The immunoglobulins are a family of glycoproteins, and based on chemical and structural differences are classified in five distinct classes of molecules called isotypes that are named IgM, IgG, IgA, IgD, and IgE.
Each immunoglobulin has two small chains (molecular weight of 22 kD) termed light chains (LCs) (Figure 1) and two more chains (55 kD) called heavy chains (HCs).
Each IgG molecule is composed of two identical LCs and two identical HCs which form a Y-shaped structure (Figure 1).
The upper two arms perform an antigen-recognition function, which is referred to as the antigen-binding fragment (Fab).
The lower stem of the molecule displays an effector function and interacts with other components of the immune system such as complement and cell receptors specific for this part of the molecule, which is referred to as the crystallizable fragment (Fc) (Figure 1).
Another fragment of immunoglobulin, referred to as the Fv fragment, retains the complete antibody-binding sites and consists of the variable regions of both heavy and light chains containing the N-terminal half of the Fab. These fragment have been generated from the use of a DNA recombinant expression system and are used clinically, for example, when treating cancer patients with mouse monoclonal antibodies specific for tumor antigens. However, the efficacy of these monoclonal fragments is diminished since they lack the constant regions essential for many of the effector functions.
Both light and heavy chains of the immunoglobulin molecule are further divided into regions referred to as variable (V) and constant (C) regions (Figure 1B)
The variable region is responsible for the highly specific antigen-recognition function of an individual antibody molecule for its antigen (Figure 1C).
LCs contain two domains, i.e., the variable light (VL) and the constant light (CL); the heavy chains contain one variable heavy (VH) domain and either three or four constant CH domains depending on the immunoglobulin isotype.
The constant region of the IgG, IgA, and IgD HCs contain three domains and the constant regions of IgM and IgE have an extra domain resulting in four domains.
In the Y-shaped immunoglobulin molecule is a proline-rich region between the first (CH1) and second (CH2) domains of the HC called the hinge region.
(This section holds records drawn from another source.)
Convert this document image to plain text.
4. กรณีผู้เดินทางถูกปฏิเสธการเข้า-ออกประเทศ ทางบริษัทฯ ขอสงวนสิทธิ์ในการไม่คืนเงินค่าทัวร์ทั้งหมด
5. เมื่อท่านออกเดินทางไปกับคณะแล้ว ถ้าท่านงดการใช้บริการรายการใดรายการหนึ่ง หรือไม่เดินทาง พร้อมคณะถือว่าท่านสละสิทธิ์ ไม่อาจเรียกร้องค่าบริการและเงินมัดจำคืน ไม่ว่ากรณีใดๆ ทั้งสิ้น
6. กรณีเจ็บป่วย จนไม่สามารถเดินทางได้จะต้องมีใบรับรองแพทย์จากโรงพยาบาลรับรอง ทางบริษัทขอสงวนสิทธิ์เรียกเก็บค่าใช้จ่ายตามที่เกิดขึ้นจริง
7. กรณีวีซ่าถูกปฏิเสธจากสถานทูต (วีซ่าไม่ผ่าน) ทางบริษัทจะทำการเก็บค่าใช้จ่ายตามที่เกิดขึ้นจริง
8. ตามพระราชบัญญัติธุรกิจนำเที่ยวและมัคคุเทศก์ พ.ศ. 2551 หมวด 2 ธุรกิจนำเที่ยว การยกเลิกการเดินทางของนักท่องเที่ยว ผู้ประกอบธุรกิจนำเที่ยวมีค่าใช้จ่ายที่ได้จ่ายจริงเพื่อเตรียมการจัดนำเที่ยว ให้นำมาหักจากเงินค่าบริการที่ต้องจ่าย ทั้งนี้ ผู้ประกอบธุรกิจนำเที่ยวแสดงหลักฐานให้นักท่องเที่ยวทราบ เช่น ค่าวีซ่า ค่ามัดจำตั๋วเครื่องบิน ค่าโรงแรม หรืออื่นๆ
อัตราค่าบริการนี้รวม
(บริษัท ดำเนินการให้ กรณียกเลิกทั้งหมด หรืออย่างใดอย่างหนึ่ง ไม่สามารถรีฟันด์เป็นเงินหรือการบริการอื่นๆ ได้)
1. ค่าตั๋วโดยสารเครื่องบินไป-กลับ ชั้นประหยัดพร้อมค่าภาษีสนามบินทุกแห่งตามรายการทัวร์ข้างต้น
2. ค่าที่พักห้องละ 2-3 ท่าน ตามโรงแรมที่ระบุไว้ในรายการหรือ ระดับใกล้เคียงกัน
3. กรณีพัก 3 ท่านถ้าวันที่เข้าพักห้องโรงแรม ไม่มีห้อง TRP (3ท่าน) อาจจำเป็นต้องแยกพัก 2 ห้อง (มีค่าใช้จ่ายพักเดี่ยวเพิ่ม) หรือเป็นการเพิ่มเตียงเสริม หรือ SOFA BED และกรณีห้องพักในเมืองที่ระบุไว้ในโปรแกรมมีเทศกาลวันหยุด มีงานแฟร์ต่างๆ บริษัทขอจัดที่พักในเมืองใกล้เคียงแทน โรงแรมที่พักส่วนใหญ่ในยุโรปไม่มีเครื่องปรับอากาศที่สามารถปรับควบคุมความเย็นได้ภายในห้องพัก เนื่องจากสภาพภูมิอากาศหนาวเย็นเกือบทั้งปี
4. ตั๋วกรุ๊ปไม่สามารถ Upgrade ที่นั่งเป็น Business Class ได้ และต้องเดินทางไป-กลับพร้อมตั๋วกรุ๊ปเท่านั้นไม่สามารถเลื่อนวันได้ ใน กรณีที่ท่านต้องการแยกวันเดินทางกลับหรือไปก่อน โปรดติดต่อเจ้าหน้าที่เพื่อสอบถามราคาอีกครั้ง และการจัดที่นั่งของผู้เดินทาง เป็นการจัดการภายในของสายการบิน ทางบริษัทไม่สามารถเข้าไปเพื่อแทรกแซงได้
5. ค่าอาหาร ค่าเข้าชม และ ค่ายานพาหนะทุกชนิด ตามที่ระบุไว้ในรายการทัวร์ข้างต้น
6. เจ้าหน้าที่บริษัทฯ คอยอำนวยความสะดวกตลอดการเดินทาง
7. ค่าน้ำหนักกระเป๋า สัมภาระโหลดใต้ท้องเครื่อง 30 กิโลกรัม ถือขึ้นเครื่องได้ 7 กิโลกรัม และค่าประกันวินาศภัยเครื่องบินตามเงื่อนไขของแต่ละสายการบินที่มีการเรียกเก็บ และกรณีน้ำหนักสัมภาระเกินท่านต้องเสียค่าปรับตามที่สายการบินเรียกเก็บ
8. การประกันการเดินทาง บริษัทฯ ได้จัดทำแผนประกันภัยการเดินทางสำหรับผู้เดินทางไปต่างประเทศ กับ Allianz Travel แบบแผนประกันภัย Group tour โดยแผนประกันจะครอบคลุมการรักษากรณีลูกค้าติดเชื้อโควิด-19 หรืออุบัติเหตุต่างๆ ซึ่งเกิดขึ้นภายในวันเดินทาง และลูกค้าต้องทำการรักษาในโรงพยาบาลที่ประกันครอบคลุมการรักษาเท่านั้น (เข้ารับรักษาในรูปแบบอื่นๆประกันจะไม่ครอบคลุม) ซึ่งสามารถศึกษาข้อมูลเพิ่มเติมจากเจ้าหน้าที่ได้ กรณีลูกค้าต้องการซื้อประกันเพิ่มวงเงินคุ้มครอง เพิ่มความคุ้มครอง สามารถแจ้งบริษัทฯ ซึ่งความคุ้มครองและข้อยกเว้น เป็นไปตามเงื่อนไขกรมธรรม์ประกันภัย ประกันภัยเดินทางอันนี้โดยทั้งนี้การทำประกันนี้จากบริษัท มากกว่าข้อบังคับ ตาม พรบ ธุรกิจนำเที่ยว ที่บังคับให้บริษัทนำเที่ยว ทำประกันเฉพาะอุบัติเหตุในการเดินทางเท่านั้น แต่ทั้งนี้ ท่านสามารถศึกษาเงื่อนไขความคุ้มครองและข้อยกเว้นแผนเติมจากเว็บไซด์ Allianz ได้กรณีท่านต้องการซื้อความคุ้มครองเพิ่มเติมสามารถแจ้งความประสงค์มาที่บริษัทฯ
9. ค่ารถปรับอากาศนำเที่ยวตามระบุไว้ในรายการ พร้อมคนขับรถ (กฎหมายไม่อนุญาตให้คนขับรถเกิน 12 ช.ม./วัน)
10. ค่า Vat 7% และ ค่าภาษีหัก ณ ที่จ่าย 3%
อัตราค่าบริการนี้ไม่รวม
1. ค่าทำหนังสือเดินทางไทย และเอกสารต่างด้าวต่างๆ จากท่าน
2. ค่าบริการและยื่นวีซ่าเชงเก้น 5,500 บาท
This region contains cysteine residues that allow linkage of the HC polypeptides to each other by S-S bonds.
This region confers flexibility to the molecule by providing mobility of the two upper arms of the molecule, thus enhancing their antigen-binding potential.
Two immunoglobulin isotypes, IgM and IgE, do not have hinge regions; however, their CH2 regions perform a hinge-like function.
Immunoglobulin isotypes are named by their HCs (γ, α, μ, δ, and ɛ ) and contain two types of LCs.
There are two different types of LCs in each of the isotypes, kappa (κ) and lambda (λ).
In contrast to the kappa isotype, which is of only one type, there are four slightly different constant region sequences of the lambda LC, forming four subclasses (subtypes).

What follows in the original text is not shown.